Aid workers attacked in Darfur

 CAFOD's partners working in Darfur, ACT/Caritas have faced attacks when delivering aid in the south of Darfur. CAFOD's international director Lesley-Anne Knight has returned from a recent visit, and saw for herself the vulnerability of families and communities. She said: "There is a need for more and better resourced African Union (AU) troops, this would vastly improve the current security situation, which at the moment leaves aid workers and the vast numbers of homeless people open to attacks. AU troops number around 7,500, in a country the size of Western Europe. Active protection is urgently needed so that people can collect water, firewood and work the land without being attacked." Members of ACT/Caritas were returning from AL Obeid to Nyala, when six armed men on horseback and camels stopped their vehicle. Aid workers were threatened and forced out of the car and told to lie down on the ground. Staff involved in the incident, report that everyone is safe though shaken. ACT/ Caritas use commercial trucks and white painted M6 lorries when transporting life saving food and materials to those most in need, these trucks and lorries are clearly marked as containing aid. Acting Director for ACT/Caritas, Mayen Wol Jong, said: "At the moment banditry is the greatest worry we have when travelling.
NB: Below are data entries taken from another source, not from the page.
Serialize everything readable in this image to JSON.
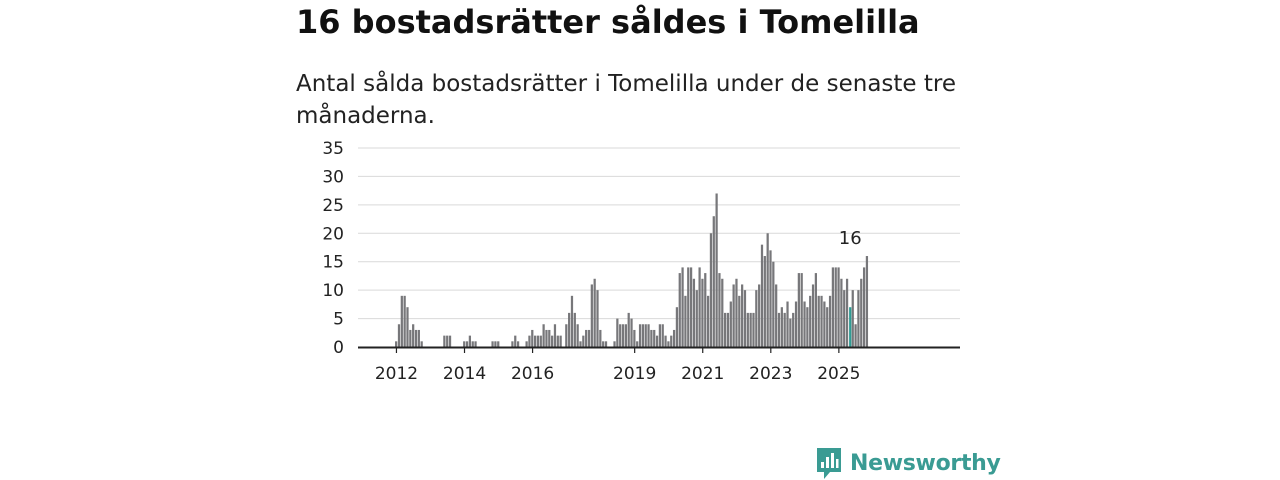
{
  "header": {
    "title": "16 bostadsrätter såldes i Tomelilla",
    "subtitle": "Antal sålda bostadsrätter i Tomelilla under de senaste tre månaderna."
  },
  "brand": {
    "name": "Newsworthy",
    "color": "#3a9b93"
  },
  "chart_data": {
    "type": "bar",
    "title": "",
    "xlabel": "",
    "ylabel": "",
    "ylim": [
      0,
      35
    ],
    "yticks": [
      0,
      5,
      10,
      15,
      20,
      25,
      30,
      35
    ],
    "grid": true,
    "colors": {
      "bar": "#77777a",
      "highlight": "#2f9c94"
    },
    "x_start": "2011-01",
    "x_unit": "month",
    "xticks": [
      {
        "label": "2012",
        "x": "2012-01"
      },
      {
        "label": "2014",
        "x": "2014-01"
      },
      {
        "label": "2016",
        "x": "2016-01"
      },
      {
        "label": "2019",
        "x": "2019-01"
      },
      {
        "label": "2021",
        "x": "2021-01"
      },
      {
        "label": "2023",
        "x": "2023-01"
      },
      {
        "label": "2025",
        "x": "2025-01"
      }
    ],
    "values": [
      0,
      0,
      0,
      0,
      0,
      0,
      0,
      0,
      0,
      0,
      0,
      0,
      1,
      4,
      9,
      9,
      7,
      3,
      4,
      3,
      3,
      1,
      0,
      0,
      0,
      0,
      0,
      0,
      0,
      2,
      2,
      2,
      0,
      0,
      0,
      0,
      1,
      1,
      2,
      1,
      1,
      0,
      0,
      0,
      0,
      0,
      1,
      1,
      1,
      0,
      0,
      0,
      0,
      1,
      2,
      1,
      0,
      0,
      1,
      2,
      3,
      2,
      2,
      2,
      4,
      3,
      3,
      2,
      4,
      2,
      2,
      0,
      4,
      6,
      9,
      6,
      4,
      1,
      2,
      3,
      3,
      11,
      12,
      10,
      3,
      1,
      1,
      0,
      0,
      1,
      5,
      4,
      4,
      4,
      6,
      5,
      3,
      1,
      4,
      4,
      4,
      4,
      3,
      3,
      2,
      4,
      4,
      2,
      1,
      2,
      3,
      7,
      13,
      14,
      9,
      14,
      14,
      12,
      10,
      14,
      12,
      13,
      9,
      20,
      23,
      27,
      13,
      12,
      6,
      6,
      8,
      11,
      12,
      9,
      11,
      10,
      6,
      6,
      6,
      10,
      11,
      18,
      16,
      20,
      17,
      15,
      11,
      6,
      7,
      6,
      8,
      5,
      6,
      8,
      13,
      13,
      8,
      7,
      9,
      11,
      13,
      9,
      9,
      8,
      7,
      9,
      14,
      14,
      14,
      12,
      10,
      12,
      7,
      10,
      4,
      10,
      12,
      14,
      16
    ],
    "highlight": {
      "x": "2025-05",
      "value": 16,
      "label": "16"
    }
  }
}
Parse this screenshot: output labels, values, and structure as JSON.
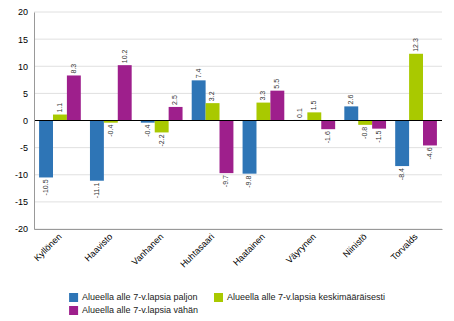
{
  "chart_data": {
    "type": "bar",
    "categories": [
      "Kyllönen",
      "Haavisto",
      "Vanhanen",
      "Huhtasaari",
      "Haatainen",
      "Väyrynen",
      "Niinistö",
      "Torvalds"
    ],
    "series": [
      {
        "name": "Alueella alle 7-v.lapsia paljon",
        "color": "#2e75b6",
        "values": [
          -10.5,
          -11.1,
          -0.4,
          7.4,
          -9.8,
          0.1,
          2.6,
          -8.4
        ]
      },
      {
        "name": "Alueella alle 7-v.lapsia keskimääräisesti",
        "color": "#a9c900",
        "values": [
          1.1,
          -0.4,
          -2.2,
          3.2,
          3.3,
          1.5,
          -0.8,
          12.3
        ]
      },
      {
        "name": "Alueella alle 7-v.lapsia vähän",
        "color": "#9e1f8c",
        "values": [
          8.3,
          10.2,
          2.5,
          -9.7,
          5.5,
          -1.6,
          -1.5,
          -4.6
        ]
      }
    ],
    "ylim": [
      -20,
      20
    ],
    "yticks": [
      -20,
      -15,
      -10,
      -5,
      0,
      5,
      10,
      15,
      20
    ],
    "grid": true,
    "data_labels": true,
    "legend": "bottom"
  }
}
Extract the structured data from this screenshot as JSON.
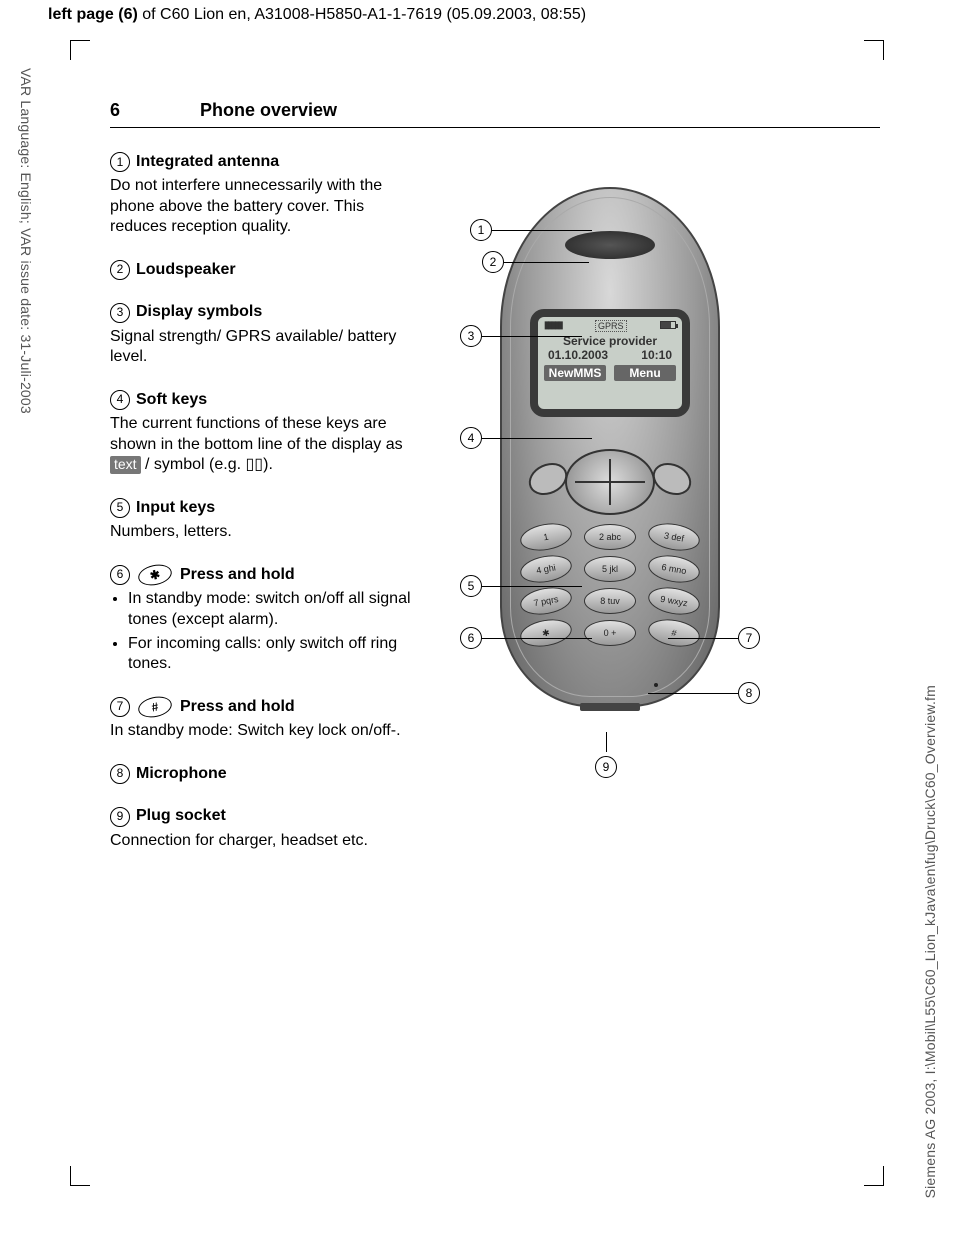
{
  "header": {
    "prefix_bold": "left page (6)",
    "rest": " of C60 Lion en, A31008-H5850-A1-1-7619 (05.09.2003, 08:55)"
  },
  "side_left": "VAR Language: English; VAR issue date: 31-Juli-2003",
  "side_right": "Siemens AG 2003, I:\\Mobil\\L55\\C60_Lion_kJava\\en\\fug\\Druck\\C60_Overview.fm",
  "page": {
    "number": "6",
    "title": "Phone overview"
  },
  "items": {
    "i1": {
      "num": "1",
      "title": "Integrated antenna",
      "body": "Do not interfere unnecessarily with the phone above the  battery cover. This reduces reception quality."
    },
    "i2": {
      "num": "2",
      "title": "Loudspeaker"
    },
    "i3": {
      "num": "3",
      "title": "Display symbols",
      "body": "Signal strength/ GPRS available/ battery level."
    },
    "i4": {
      "num": "4",
      "title": "Soft keys",
      "body_a": "The current functions of these keys are shown in the bottom line of the display as ",
      "chip": "text",
      "body_b": " / symbol (e.g. ",
      "body_c": ")."
    },
    "i5": {
      "num": "5",
      "title": "Input keys",
      "body": "Numbers, letters."
    },
    "i6": {
      "num": "6",
      "key": "✱",
      "title": "Press and hold",
      "b1": "In standby mode: switch on/off all signal tones (except alarm).",
      "b2": "For incoming calls: only switch off ring tones."
    },
    "i7": {
      "num": "7",
      "key": "#",
      "title": "Press and hold",
      "body": "In standby mode: Switch key lock on/off-."
    },
    "i8": {
      "num": "8",
      "title": "Microphone"
    },
    "i9": {
      "num": "9",
      "title": "Plug socket",
      "body": "Connection for charger, headset etc."
    }
  },
  "phone": {
    "gprs": "GPRS",
    "provider": "Service provider",
    "date": "01.10.2003",
    "time": "10:10",
    "sk_left": "NewMMS",
    "sk_right": "Menu",
    "keys": [
      [
        "1",
        "2 abc",
        "3 def"
      ],
      [
        "4 ghi",
        "5 jkl",
        "6 mno"
      ],
      [
        "7 pqrs",
        "8 tuv",
        "9 wxyz"
      ],
      [
        "✱",
        "0 +",
        "#"
      ]
    ],
    "callouts": [
      "1",
      "2",
      "3",
      "4",
      "5",
      "6",
      "7",
      "8",
      "9"
    ]
  },
  "book_icon": "⌂"
}
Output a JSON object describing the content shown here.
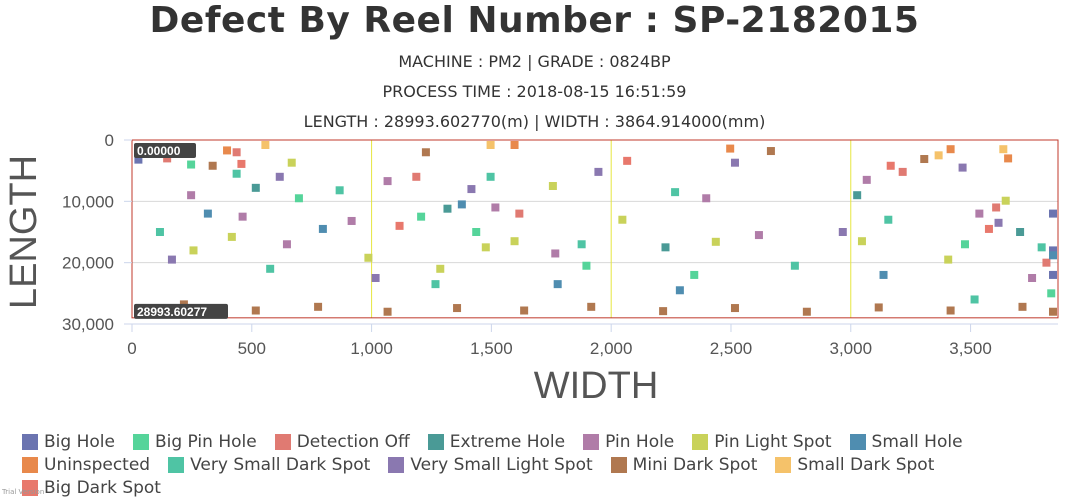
{
  "chart_data": {
    "type": "scatter",
    "title": "Defect By Reel Number : SP-2182015",
    "subtitles": [
      "MACHINE : PM2 | GRADE : 0824BP",
      "PROCESS TIME : 2018-08-15 16:51:59",
      "LENGTH : 28993.602770(m) | WIDTH : 3864.914000(mm)"
    ],
    "xlabel": "WIDTH",
    "ylabel": "LENGTH",
    "xlim": [
      0,
      3864.914
    ],
    "ylim": [
      0,
      30000
    ],
    "y_reversed": true,
    "xticks": [
      0,
      500,
      1000,
      1500,
      2000,
      2500,
      3000,
      3500
    ],
    "xtick_labels": [
      "0",
      "500",
      "1,000",
      "1,500",
      "2,000",
      "2,500",
      "3,000",
      "3,500"
    ],
    "yticks": [
      0,
      10000,
      20000,
      30000
    ],
    "ytick_labels": [
      "0",
      "10,000",
      "20,000",
      "30,000"
    ],
    "y_annotations": [
      {
        "y": 0,
        "label": "0.00000"
      },
      {
        "y": 28993.60277,
        "label": "28993.60277"
      }
    ],
    "lane_lines_x": [
      1000,
      2000,
      3000
    ],
    "reel_length": 28993.60277,
    "legend": [
      {
        "name": "Big Hole",
        "color": "#6b74b0"
      },
      {
        "name": "Big Pin Hole",
        "color": "#55d49a"
      },
      {
        "name": "Detection Off",
        "color": "#e07a72"
      },
      {
        "name": "Extreme Hole",
        "color": "#4a9a96"
      },
      {
        "name": "Pin Hole",
        "color": "#b07ca8"
      },
      {
        "name": "Pin Light Spot",
        "color": "#c9d25a"
      },
      {
        "name": "Small Hole",
        "color": "#4f8db0"
      },
      {
        "name": "Uninspected",
        "color": "#e8894c"
      },
      {
        "name": "Very Small Dark Spot",
        "color": "#4fc4a4"
      },
      {
        "name": "Very Small Light Spot",
        "color": "#8a78b0"
      },
      {
        "name": "Mini Dark Spot",
        "color": "#b07850"
      },
      {
        "name": "Small Dark Spot",
        "color": "#f5c26a"
      },
      {
        "name": "Big Dark Spot",
        "color": "#e8786c"
      }
    ],
    "series": [
      {
        "name": "Big Hole",
        "points": [
          [
            10,
            3200
          ],
          [
            3840,
            12000
          ],
          [
            3850,
            18000
          ],
          [
            3860,
            22000
          ]
        ]
      },
      {
        "name": "Big Pin Hole",
        "points": [
          [
            230,
            4000
          ],
          [
            680,
            9500
          ],
          [
            1190,
            12500
          ],
          [
            1420,
            15000
          ],
          [
            1880,
            20500
          ],
          [
            2330,
            22000
          ],
          [
            3460,
            17000
          ],
          [
            3820,
            25000
          ]
        ]
      },
      {
        "name": "Detection Off",
        "points": [
          [
            130,
            3000
          ],
          [
            420,
            2000
          ],
          [
            1170,
            6000
          ],
          [
            1600,
            12000
          ],
          [
            3200,
            5200
          ],
          [
            3590,
            11000
          ],
          [
            3800,
            20000
          ]
        ]
      },
      {
        "name": "Extreme Hole",
        "points": [
          [
            500,
            7800
          ],
          [
            1300,
            11200
          ],
          [
            2210,
            17500
          ],
          [
            3010,
            9000
          ],
          [
            3690,
            15000
          ]
        ]
      },
      {
        "name": "Pin Hole",
        "points": [
          [
            230,
            9000
          ],
          [
            445,
            12500
          ],
          [
            630,
            17000
          ],
          [
            900,
            13200
          ],
          [
            1050,
            6700
          ],
          [
            1500,
            11000
          ],
          [
            1750,
            18500
          ],
          [
            2380,
            9500
          ],
          [
            2600,
            15500
          ],
          [
            3050,
            6500
          ],
          [
            3520,
            12000
          ],
          [
            3740,
            22500
          ]
        ]
      },
      {
        "name": "Pin Light Spot",
        "points": [
          [
            240,
            18000
          ],
          [
            400,
            15800
          ],
          [
            650,
            3700
          ],
          [
            970,
            19200
          ],
          [
            1270,
            21000
          ],
          [
            1460,
            17500
          ],
          [
            1580,
            16500
          ],
          [
            1740,
            7500
          ],
          [
            2030,
            13000
          ],
          [
            2420,
            16600
          ],
          [
            3030,
            16500
          ],
          [
            3390,
            19500
          ],
          [
            3630,
            9900
          ]
        ]
      },
      {
        "name": "Small Hole",
        "points": [
          [
            300,
            12000
          ],
          [
            780,
            14500
          ],
          [
            1360,
            10500
          ],
          [
            1760,
            23500
          ],
          [
            2270,
            24500
          ],
          [
            3120,
            22000
          ],
          [
            3840,
            18800
          ]
        ]
      },
      {
        "name": "Uninspected",
        "points": [
          [
            380,
            1700
          ],
          [
            1580,
            500
          ],
          [
            2480,
            1400
          ],
          [
            3400,
            1500
          ],
          [
            3640,
            3000
          ]
        ]
      },
      {
        "name": "Very Small Dark Spot",
        "points": [
          [
            100,
            15000
          ],
          [
            420,
            5500
          ],
          [
            560,
            21000
          ],
          [
            850,
            8200
          ],
          [
            1250,
            23500
          ],
          [
            1480,
            6000
          ],
          [
            1860,
            17000
          ],
          [
            2250,
            8500
          ],
          [
            2750,
            20500
          ],
          [
            3140,
            13000
          ],
          [
            3500,
            26000
          ],
          [
            3780,
            17500
          ]
        ]
      },
      {
        "name": "Very Small Light Spot",
        "points": [
          [
            150,
            19500
          ],
          [
            600,
            6000
          ],
          [
            1000,
            22500
          ],
          [
            1400,
            8000
          ],
          [
            1930,
            5200
          ],
          [
            2500,
            3700
          ],
          [
            2950,
            15000
          ],
          [
            3450,
            4500
          ],
          [
            3600,
            13500
          ]
        ]
      },
      {
        "name": "Mini Dark Spot",
        "points": [
          [
            60,
            27500
          ],
          [
            200,
            26800
          ],
          [
            500,
            27800
          ],
          [
            760,
            27200
          ],
          [
            1050,
            28000
          ],
          [
            1340,
            27400
          ],
          [
            1620,
            27800
          ],
          [
            1900,
            27200
          ],
          [
            2200,
            27900
          ],
          [
            2500,
            27400
          ],
          [
            2800,
            28000
          ],
          [
            3100,
            27300
          ],
          [
            3400,
            27800
          ],
          [
            3700,
            27200
          ],
          [
            3850,
            28000
          ],
          [
            320,
            4200
          ],
          [
            1210,
            2000
          ],
          [
            2650,
            1800
          ],
          [
            3290,
            3100
          ]
        ]
      },
      {
        "name": "Small Dark Spot",
        "points": [
          [
            540,
            600
          ],
          [
            1480,
            800
          ],
          [
            3350,
            2500
          ],
          [
            3620,
            1500
          ]
        ]
      },
      {
        "name": "Big Dark Spot",
        "points": [
          [
            440,
            3900
          ],
          [
            1100,
            14000
          ],
          [
            2050,
            3400
          ],
          [
            3150,
            4200
          ],
          [
            3560,
            14500
          ]
        ]
      }
    ]
  }
}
Though we have knowledge of the area, one can never fully know when and where bandits will hit the next time." The ACT/Caritas programme has been in operation for nearly a year, and during that time the number of people made homeless in the country has more than doubled from 2 to 4 million. Lesley-Anne Knight said: "Darfur will become another forgotten emergency, silently escalating, if the root causes of the conflict are not addressed. There is an urgent need to reach out to all parties, Arab nomads, internally displaced people and other affected communities. Peacebuilding, at the grass roots level is now crucial".